1962 wurde er dann auf Suzuki erster 50-ccm-Weltmeister und gleichzeitig erster Titelträger auf einem Zweitakt-Motorrad. Leider nahm sein weiteres Leben aber einen traurigen Verlauf. Am 10. November 1963 stürzte er mit der neuen 250-ccm-Suzuki in der ersten Runde des Grand Prix von Japan in Suzuka schwer und drohte in den Flammen des ausgelaufenen und entzündeten Kraftstoffes zu verbrennen. Sein Leben konnte gerettet werden, aber eine große Zahl von Operationen und Hauttransplantationen auch im Gesicht veränderten nicht nur sein Aussehen (auf das er immer großen Wert gelegt hat). Seine Psyche war stark in Mitleidenschaft gezogen. Trotz weiterer Rennerfolge (u.a. vier Grand-Prix-Siege) konnte er sein inneres Gleichgewicht nur noch mittels starker Medikamente herstellen und beendete die Rennkarriere 1966. Die extremen menschlichen Veränderungen ließen Gerda keine andere Wahl, als sich von ihm zu trennen. 1972 wurde die Ehe geschieden.

Ernst Degner fand niemals mehr wirklich zu sich selbst. Alle medizinischen Behandlungen waren letztendlich erfolglos. Nach verschiedenen Anstellungen wieder für Suzuki tätig, hatte er 1978 den ersten Kontakt mit den Kanarischen Inseln. Auf Teneriffa erwarb er eine Wohnung, sein Leben blieb aber fortan unstet. Der körperliche und seelische Zustand verschlechterte sich zusehends.

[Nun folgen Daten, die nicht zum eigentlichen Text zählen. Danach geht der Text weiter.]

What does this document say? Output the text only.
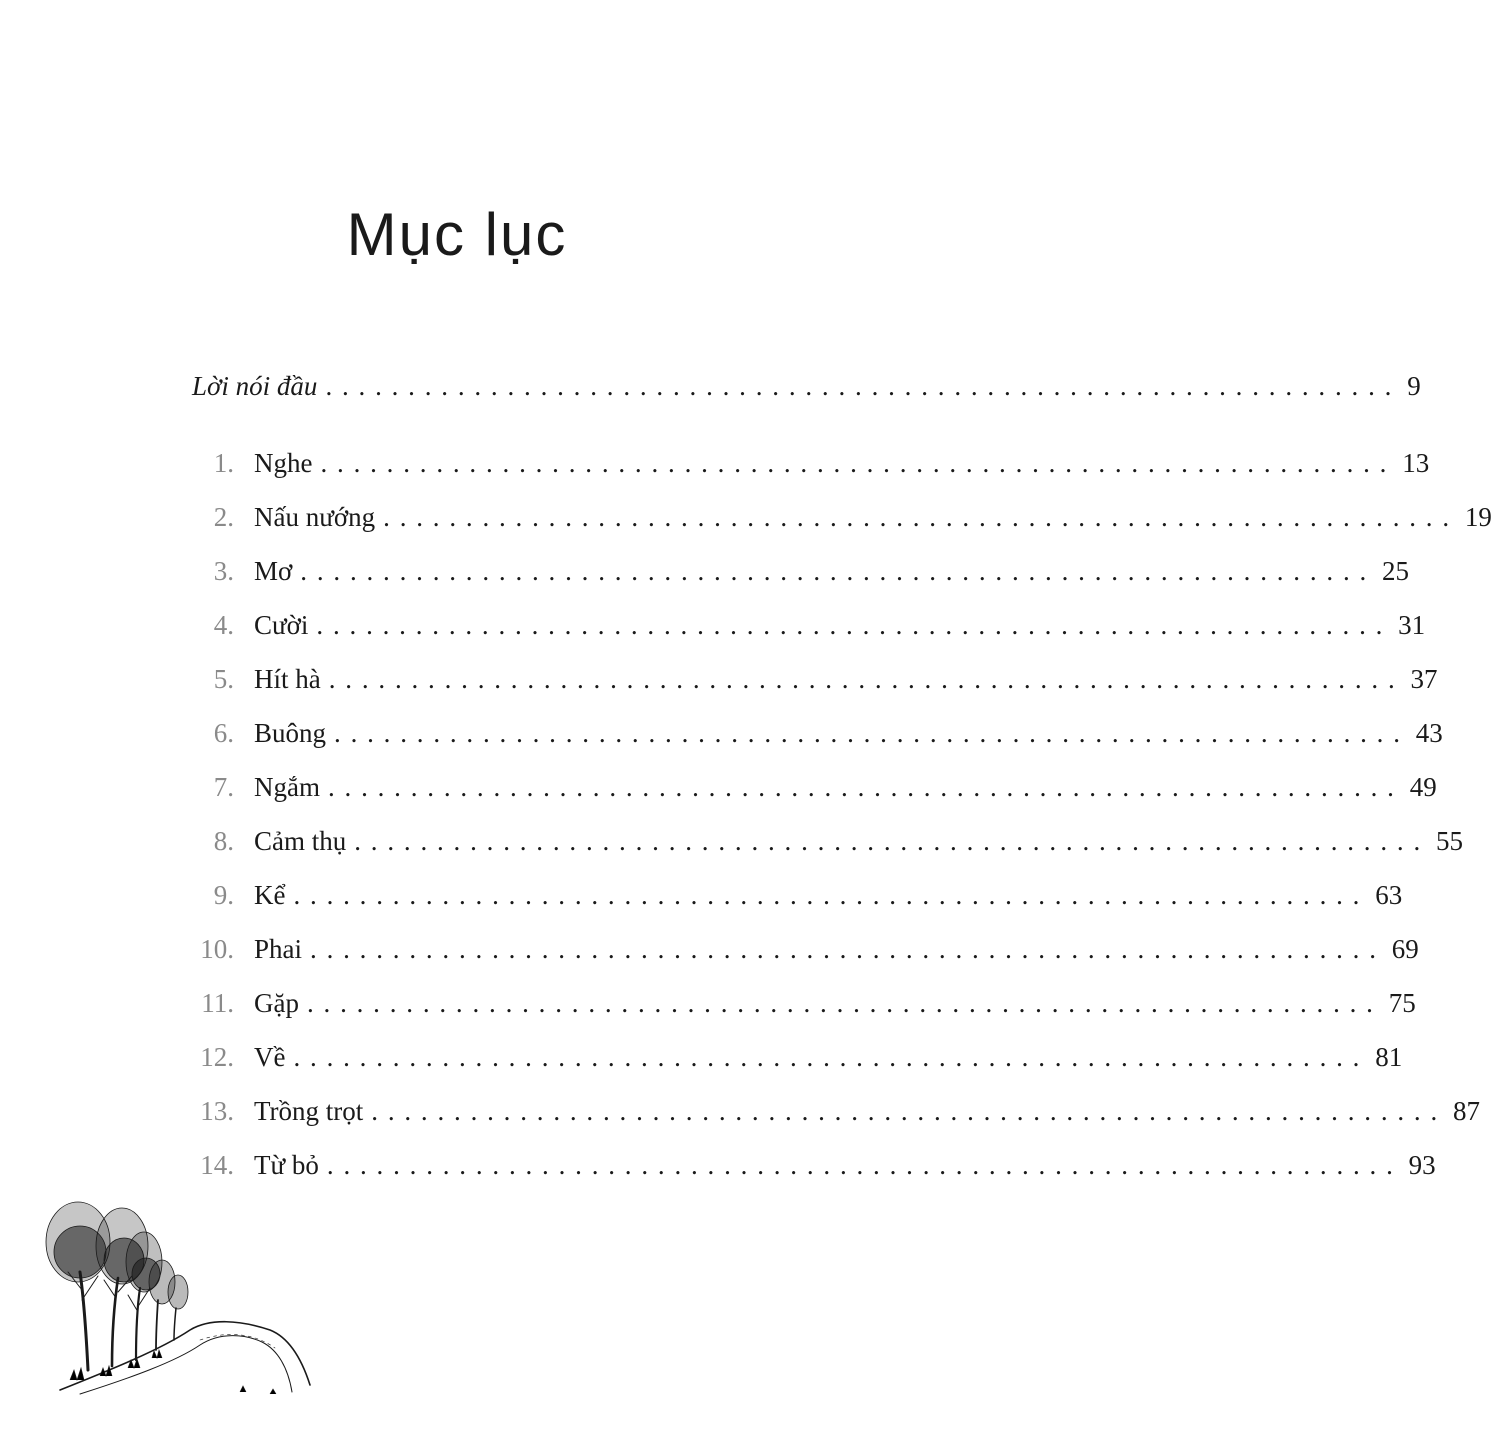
Mục lục
Lời nói đầu ................................................................. 9
1. Nghe ................................................................. 13
2. Nấu nướng ................................................................. 19
3. Mơ ................................................................. 25
4. Cười ................................................................. 31
5. Hít hà ................................................................. 37
6. Buông ................................................................. 43
7. Ngắm ................................................................. 49
8. Cảm thụ ................................................................. 55
9. Kể ................................................................. 63
10. Phai ................................................................. 69
11. Gặp ................................................................. 75
12. Về ................................................................. 81
13. Trồng trọt ................................................................. 87
14. Từ bỏ ................................................................. 93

Man muss es Gerda Degner und den Söhnen hoch anrechnen, dass sie - selbst in Deutschland wohnend - ihn nicht im Stich ließen. Auf einen Hilferuf aus Teneriffa hin wollte Olaf seinen Vater nach Deutschland holen. Er fand ihn aber am 8.September 1983 nur noch tot in seiner Wohnung. Auf dem Friedhof von Arona wurde ein Mann zur letzten Ruhe gebettet, dem man mehr Lebensglück gewünscht hätte.